Im Rahmen der gebotenen Gesamtwürdigung hätte das Landgericht - über den von ihm in den Blick genommenen geringen Wert der Beute hinaus - zudem bedenken müssen, dass der Angeklagte aufgrund seiner u.a. durch einen besonders schweren Raub bedingten Hafterfahrung mit einer spürbaren Bestrafung zu rechnen hatte. Denn infolge dieses Umstands liegt es nicht fern, dass die Absicht des Täters, seine Identifizierung zu verhindern, nicht nur der vorherrschende, sondern möglicherweise sogar der alleinige Beweggrund der Gewaltanwendung ist (vgl. KG, Beschluss vom 1. Juli 2016 - 121 Ss 100/16 Rn. 3; OLG Koblenz, Beschluss vom 13. Juli 2006 - 1 Ss 151/06 Rn. 19 mwN).

III.

1. Die aufgezeigten Rechtsfehler führen zur Aufhebung der angefochtenen Entscheidung, im Fall II.2. der Urteilsgründe auch hinsichtlich der an sich rechtsfehlerfrei festgestellten tateinheitlich verwirklichten gefährlichen Körperverletzung (vgl. BGH, Beschluss vom 25. August 2016 - 2 StR 559/15 Rn. 17). Der Senat hebt die gesamten Feststellungen wegen der engen Verknüpfung zwischen innerem und äußerem Tatgeschehen auf, um dem neuen Tatgericht insgesamt widerspruchsfreie Feststellungen zu ermöglichen (§ 353 Abs. 2 StPO).

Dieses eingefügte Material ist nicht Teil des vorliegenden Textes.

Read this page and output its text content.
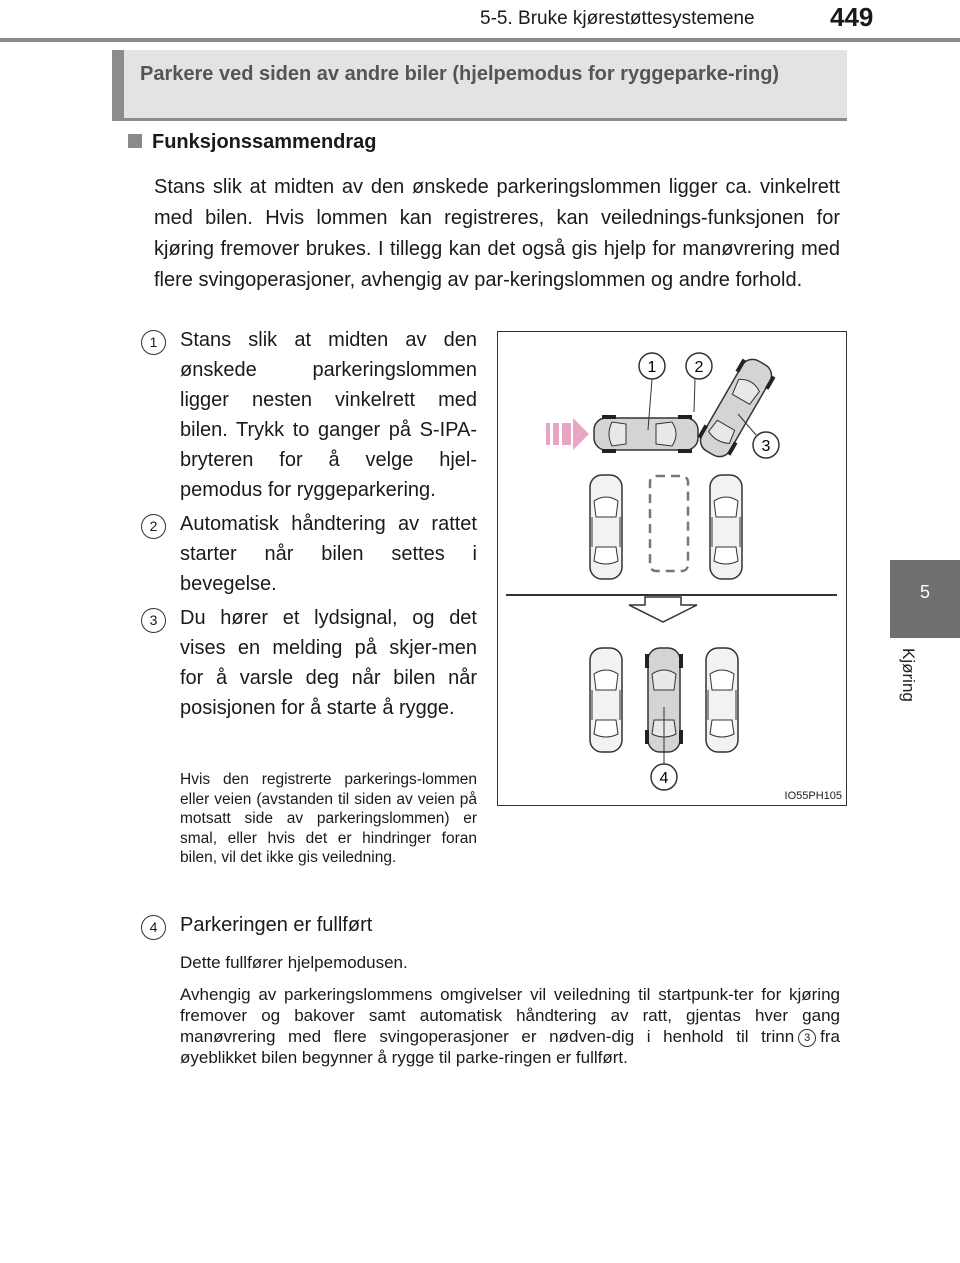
5-5. Bruke kjørestøttesystemene	449
5
Kjøring
Parkere ved siden av andre biler (hjelpemodus for ryggeparke-ring)
Funksjonssammendrag
Stans slik at midten av den ønskede parkeringslommen ligger ca. vinkelrett med bilen. Hvis lommen kan registreres, kan veilednings-funksjonen for kjøring fremover brukes. I tillegg kan det også gis hjelp for manøvrering med flere svingoperasjoner, avhengig av par-keringslommen og andre forhold.
1	Stans slik at midten av den ønskede parkeringslommen ligger nesten vinkelrett med bilen. Trykk to ganger på S-IPA-bryteren for å velge hjel-pemodus for ryggeparkering.
2	Automatisk håndtering av rattet starter når bilen settes i bevegelse.
3	Du hører et lydsignal, og det vises en melding på skjer-men for å varsle deg når bilen når posisjonen for å starte å rygge.
Hvis den registrerte parkerings-lommen eller veien (avstanden til siden av veien på motsatt side av parkeringslommen) er smal, eller hvis det er hindringer foran bilen, vil det ikke gis veiledning.
4	Parkeringen er fullført
Dette fullfører hjelpemodusen.
Avhengig av parkeringslommens omgivelser vil veiledning til startpunk-ter for kjøring fremover og bakover samt automatisk håndtering av ratt, gjentas hver gang manøvrering med flere svingoperasjoner er nødven-dig i henhold til trinn 3 fra øyeblikket bilen begynner å rygge til parke-ringen er fullført.
1 2
3
4
IO55PH105
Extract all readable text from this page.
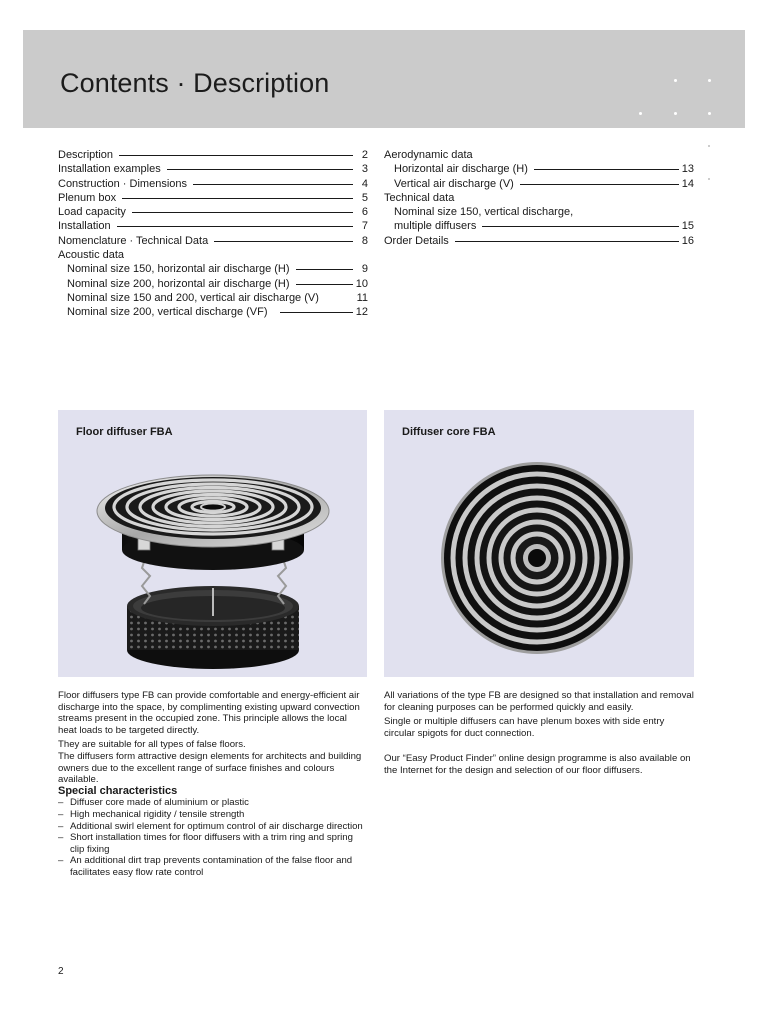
Contents · Description
Description	2
Installation examples	3
Construction · Dimensions	4
Plenum box	5
Load capacity	6
Installation	7
Nomenclature · Technical Data	8
Acoustic data
Nominal size 150, horizontal air discharge (H)	9
Nominal size 200, horizontal air discharge (H)	10
Nominal size 150 and 200, vertical air discharge (V)	11
Nominal size 200, vertical discharge (VF)	12
Aerodynamic data
Horizontal air discharge (H)	13
Vertical air discharge (V)	14
Technical data
Nominal size 150, vertical discharge,
multiple diffusers	15
Order Details	16

Floor diffuser FBA	Diffuser core FBA

Floor diffusers type FB can provide comfortable and energy-efficient air discharge into the space, by complimenting existing upward convection streams present in the occupied zone. This principle allows the local heat loads to be targeted directly.

They are suitable for all types of false floors.

The diffusers form attractive design elements for architects and building owners due to the excellent range of surface finishes and colours available.

Special characteristics

– Diffuser core made of aluminium or plastic
– High mechanical rigidity / tensile strength
– Additional swirl element for optimum control of air discharge direction
– Short installation times for floor diffusers with a trim ring and spring clip fixing
– An additional dirt trap prevents contamination of the false floor and facilitates easy flow rate control

All variations of the type FB are designed so that installation and removal for cleaning purposes can be performed quickly and easily.

Single or multiple diffusers can have plenum boxes with side entry circular spigots for duct connection.

Our “Easy Product Finder” online design programme is also available on the Internet for the design and selection of our floor diffusers.

2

2. Im neuen Rechtsgang wird bei dem bisherigen Fall II.2. der Urteilsgründe unter Berücksichtigung der Gesamtumstände zu erörtern sein, ob die Wegnahme der Whiskey-Flasche in den Räumlichkeiten des Hotels und damit im Gewahrsamsbereich des Berechtigten bereits vollendet war (vgl. zu den Grundsätzen BGH, Urteil vom 6. März 2019 - 5 StR 593/18 Rn. 3 ff.; SSW-StGB/Kudlich, 4. Aufl., § 242 Rn. 34 mwN). Ein für die Strafbarkeit des Angeklagten nach § 252 StGB erforderlicher vollendeter Diebstahl (vgl. BGH, Beschluss vom 6. Juli 2010 - 3 StR 180/10 Rn. 4) wäre schon aufgrund der von seinem Mittäter entwendeten Spirituosen zu bejahen (§ 25 Abs. 2 StGB). Es ist aber bisher nichts dafür ersichtlich, dass der Angeklagte die Gewalt (auch) deshalb angewendet haben könnte, um sich oder seinen Mittäter in dem Besitz der von diesem eigenhändig gestohlenen Flaschen zu erhalten (vgl. hierzu allgemein BGH, Beschluss vom 16. September 2014 - 3 StR 373/14 Rn. 5 mwN).